Laying the foundation for long-term success


With the new academic year under way there are reasons to be cheerful and ride the momentum. But it’s also hard to write on education at the moment, without being at best anxious – we’re still dealing with the collateral damage of lockdown.

The landscape we’re facing
A paper by the Education Policy Institute has identified the increasing proportion of disadvantaged children in persistent poverty as a contributory cause of the lack of progress with narrowing the disadvantage gap.  

The gap in attainment between rich and poor pupils is at a 10-year high. Children from less wealthy backgrounds are now 18 months behind their better off classmates thanks to schools being closed in 2020. (Closing the Gap? Trends in Educational Attainment and Disadvantage)

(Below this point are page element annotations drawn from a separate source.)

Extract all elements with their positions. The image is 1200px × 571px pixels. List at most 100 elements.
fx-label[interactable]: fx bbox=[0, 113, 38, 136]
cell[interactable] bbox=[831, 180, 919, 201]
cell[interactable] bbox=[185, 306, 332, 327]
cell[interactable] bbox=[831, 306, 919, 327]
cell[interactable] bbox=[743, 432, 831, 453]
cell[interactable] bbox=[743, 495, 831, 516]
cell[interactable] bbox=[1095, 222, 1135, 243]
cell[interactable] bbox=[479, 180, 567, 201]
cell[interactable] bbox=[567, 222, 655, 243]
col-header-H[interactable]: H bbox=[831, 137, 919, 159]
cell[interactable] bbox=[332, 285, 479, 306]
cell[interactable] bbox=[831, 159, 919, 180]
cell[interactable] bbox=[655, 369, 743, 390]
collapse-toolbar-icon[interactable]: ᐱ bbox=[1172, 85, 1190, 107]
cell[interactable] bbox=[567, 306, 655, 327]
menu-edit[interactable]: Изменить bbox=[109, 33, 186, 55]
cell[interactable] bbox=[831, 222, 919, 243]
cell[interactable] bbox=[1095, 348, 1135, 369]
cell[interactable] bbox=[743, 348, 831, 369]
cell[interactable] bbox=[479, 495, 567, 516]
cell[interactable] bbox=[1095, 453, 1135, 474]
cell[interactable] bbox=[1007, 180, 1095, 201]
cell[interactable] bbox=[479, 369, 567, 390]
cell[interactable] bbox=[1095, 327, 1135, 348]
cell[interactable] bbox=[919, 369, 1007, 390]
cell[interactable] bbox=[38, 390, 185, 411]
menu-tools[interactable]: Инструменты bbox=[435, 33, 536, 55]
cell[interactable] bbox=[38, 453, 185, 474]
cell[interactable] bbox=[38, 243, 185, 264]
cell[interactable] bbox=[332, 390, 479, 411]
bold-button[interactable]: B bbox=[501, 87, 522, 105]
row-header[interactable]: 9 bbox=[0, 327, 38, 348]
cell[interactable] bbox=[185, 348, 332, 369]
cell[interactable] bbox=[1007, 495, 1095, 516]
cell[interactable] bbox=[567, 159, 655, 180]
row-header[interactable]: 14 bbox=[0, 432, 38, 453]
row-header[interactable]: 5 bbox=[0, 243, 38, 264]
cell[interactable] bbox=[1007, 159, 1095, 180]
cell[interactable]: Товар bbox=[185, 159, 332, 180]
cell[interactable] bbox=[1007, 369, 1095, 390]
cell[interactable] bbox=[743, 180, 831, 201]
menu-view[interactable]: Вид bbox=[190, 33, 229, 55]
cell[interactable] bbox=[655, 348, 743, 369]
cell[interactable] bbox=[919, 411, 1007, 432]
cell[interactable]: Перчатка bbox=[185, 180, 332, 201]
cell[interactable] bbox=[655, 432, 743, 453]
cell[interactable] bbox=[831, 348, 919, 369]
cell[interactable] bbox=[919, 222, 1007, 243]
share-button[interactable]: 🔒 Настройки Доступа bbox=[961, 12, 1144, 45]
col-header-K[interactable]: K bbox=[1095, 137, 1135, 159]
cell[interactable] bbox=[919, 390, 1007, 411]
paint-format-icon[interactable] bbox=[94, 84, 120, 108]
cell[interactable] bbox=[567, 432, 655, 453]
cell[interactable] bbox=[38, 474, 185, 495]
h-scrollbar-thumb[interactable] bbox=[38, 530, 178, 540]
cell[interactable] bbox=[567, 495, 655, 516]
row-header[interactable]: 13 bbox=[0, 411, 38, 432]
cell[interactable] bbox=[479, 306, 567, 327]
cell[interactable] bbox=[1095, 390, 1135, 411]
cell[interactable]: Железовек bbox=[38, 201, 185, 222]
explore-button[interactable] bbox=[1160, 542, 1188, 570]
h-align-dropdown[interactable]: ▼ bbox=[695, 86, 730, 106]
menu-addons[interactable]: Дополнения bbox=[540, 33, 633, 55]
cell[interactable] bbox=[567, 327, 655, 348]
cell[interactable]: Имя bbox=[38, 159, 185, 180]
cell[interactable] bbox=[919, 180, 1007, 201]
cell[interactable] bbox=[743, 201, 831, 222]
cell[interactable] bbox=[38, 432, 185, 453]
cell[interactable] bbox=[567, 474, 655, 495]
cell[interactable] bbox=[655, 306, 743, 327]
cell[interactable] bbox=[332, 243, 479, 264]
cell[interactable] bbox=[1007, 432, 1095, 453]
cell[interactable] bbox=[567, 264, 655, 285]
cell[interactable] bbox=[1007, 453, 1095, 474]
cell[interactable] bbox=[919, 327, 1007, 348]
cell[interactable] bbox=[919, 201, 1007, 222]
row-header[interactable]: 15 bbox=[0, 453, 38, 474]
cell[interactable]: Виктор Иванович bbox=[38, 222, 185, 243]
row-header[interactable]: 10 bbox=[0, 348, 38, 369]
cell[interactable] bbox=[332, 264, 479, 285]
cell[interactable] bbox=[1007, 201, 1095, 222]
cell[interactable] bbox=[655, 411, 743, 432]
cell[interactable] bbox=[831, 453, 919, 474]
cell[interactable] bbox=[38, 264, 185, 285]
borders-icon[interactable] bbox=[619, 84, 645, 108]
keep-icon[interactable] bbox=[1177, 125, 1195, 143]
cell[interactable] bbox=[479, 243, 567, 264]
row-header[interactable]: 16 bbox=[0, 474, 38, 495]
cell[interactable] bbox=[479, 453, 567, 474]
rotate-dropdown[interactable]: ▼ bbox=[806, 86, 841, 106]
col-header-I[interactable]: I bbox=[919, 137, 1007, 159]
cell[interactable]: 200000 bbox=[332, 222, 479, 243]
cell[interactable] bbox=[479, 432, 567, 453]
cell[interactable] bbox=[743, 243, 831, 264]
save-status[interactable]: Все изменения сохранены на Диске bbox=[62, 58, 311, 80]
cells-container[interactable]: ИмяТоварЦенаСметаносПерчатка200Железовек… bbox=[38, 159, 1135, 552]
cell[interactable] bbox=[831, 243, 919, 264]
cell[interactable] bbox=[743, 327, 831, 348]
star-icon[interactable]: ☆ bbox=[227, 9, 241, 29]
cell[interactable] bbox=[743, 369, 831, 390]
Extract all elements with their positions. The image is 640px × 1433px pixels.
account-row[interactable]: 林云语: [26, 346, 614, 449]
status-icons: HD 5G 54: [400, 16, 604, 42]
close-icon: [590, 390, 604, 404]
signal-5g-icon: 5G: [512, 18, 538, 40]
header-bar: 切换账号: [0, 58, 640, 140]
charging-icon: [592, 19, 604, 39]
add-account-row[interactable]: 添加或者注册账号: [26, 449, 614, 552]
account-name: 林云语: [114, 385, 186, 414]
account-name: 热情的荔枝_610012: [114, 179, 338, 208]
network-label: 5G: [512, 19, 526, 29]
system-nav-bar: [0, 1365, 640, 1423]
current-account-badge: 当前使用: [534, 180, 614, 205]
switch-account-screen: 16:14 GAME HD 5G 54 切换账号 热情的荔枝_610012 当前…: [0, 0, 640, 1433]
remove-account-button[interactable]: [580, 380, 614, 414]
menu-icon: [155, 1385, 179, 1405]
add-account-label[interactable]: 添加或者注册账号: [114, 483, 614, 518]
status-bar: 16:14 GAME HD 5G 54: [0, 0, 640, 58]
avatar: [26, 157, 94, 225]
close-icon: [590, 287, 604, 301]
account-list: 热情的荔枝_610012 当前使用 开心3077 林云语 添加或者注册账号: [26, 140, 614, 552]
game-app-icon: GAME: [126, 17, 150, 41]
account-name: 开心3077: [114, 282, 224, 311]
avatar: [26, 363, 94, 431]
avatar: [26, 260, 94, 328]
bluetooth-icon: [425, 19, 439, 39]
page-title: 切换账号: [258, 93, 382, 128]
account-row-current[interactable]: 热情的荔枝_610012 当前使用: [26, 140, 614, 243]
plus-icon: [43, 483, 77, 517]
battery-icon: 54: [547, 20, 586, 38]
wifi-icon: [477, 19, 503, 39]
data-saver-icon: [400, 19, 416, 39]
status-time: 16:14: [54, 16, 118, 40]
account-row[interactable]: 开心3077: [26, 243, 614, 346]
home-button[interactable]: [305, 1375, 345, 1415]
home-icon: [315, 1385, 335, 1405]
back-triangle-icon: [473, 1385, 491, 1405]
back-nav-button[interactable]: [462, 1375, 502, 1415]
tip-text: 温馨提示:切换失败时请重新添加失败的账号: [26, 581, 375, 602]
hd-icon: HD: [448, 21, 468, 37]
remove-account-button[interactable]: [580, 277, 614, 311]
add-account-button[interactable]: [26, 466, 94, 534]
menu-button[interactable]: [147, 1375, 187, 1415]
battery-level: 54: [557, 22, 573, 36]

Levelling up remains an unmet challenge, while the resources needed to do so (or even indeed to remain in equilibrium) are under huge pressure – not helped by an economic crisis and five changes of Secretary of state for Education in a year.

It’s worrying that Government departments have been told to prepare for cuts to enforce “fiscal discipline” and the Treasury has said there will be “an update on school budgets in due course”. Whichever sector of education you look at, there is little comfort in current headlines:

  • Exponential rises in resource and energy costs have far outstripped budget;
  • Unfunded pay offer risks school funding crisis;
  • School trips could be axed in bid to save staff;
  • School cannot afford textbooks after £100,000 energy rise;
  • A network of school leaders in Worcestershire has expressed "grave concerns" about an "immediate funding crisis" caused by staff pay rises.

Against this background there will be renewed pressure for Schools to join successful Trusts, both for self-preservation against the external pressures faced in the sector, but also to capitalise in the skills, expertise and resources which emerge from working together.

There’s a telling quote from the former Secretary of State (Kit Malthouse) in a recent article:
That means getting into those schools that are not performing, really intervening firmly and swiftly, turning them around, ... not being shy to amalgamate trusts, to expand the good ones, backing quality where we can, being honest with the sector about what is needed.”

Future predictions
There are obviously limits and constraints to growth – but there is a clear imperative for Trusts to take the initiative in determining their own direction of travel within this national policy.  

Ideally – in growing a Trust – one would see quantifiable benefits both for the individual Schools concerned and for the Trust as a whole.

Whichever route is chosen, a need to undertake thorough due diligence, navigate the legal complexities of growth, and manage relationships with the DfE and ESFA will draw upon a skill set which may already exist in larger, established, Trusts but cannot be taken for granted.

A company such as EPM which concentrates on professional and sector expertise can be an essential partner and guide at each stage in a Trust’s life. Providing external challenge and support for Trusts to ascertain their readiness to grow in capacity, compliance, and strong governance, as well as providing a clear evaluation of the scalability of the operation: their strengths and areas for improvement. Afterall, it requires careful planning across every area of operation to develop successfully and establish a well-informed strategy; one built upon experience, insights, and best practices, to minimise disruption and make the best use of available resources. Leveraging our experience of working with over 2,600 Trusts we support all types of growth journey – from the first steps through to successful conclusion – by helping Schools and Trusts in the sector to develop a deep understanding of what it takes to grow effectively, operate efficiently, and support performance improvement for pupils and staff alike.

Money and resources are in stewardship for our children who are best served if these stewarded resources are managed in an effective and efficient way: if we don’t get the money right (contracts, resources, purchasing), and the logistics (tight scheduling and efficient deployment of staff, accurate data to inform policy and management), it’s the children who suffer.

Get it right, and we’re laying the foundation for their long-term success.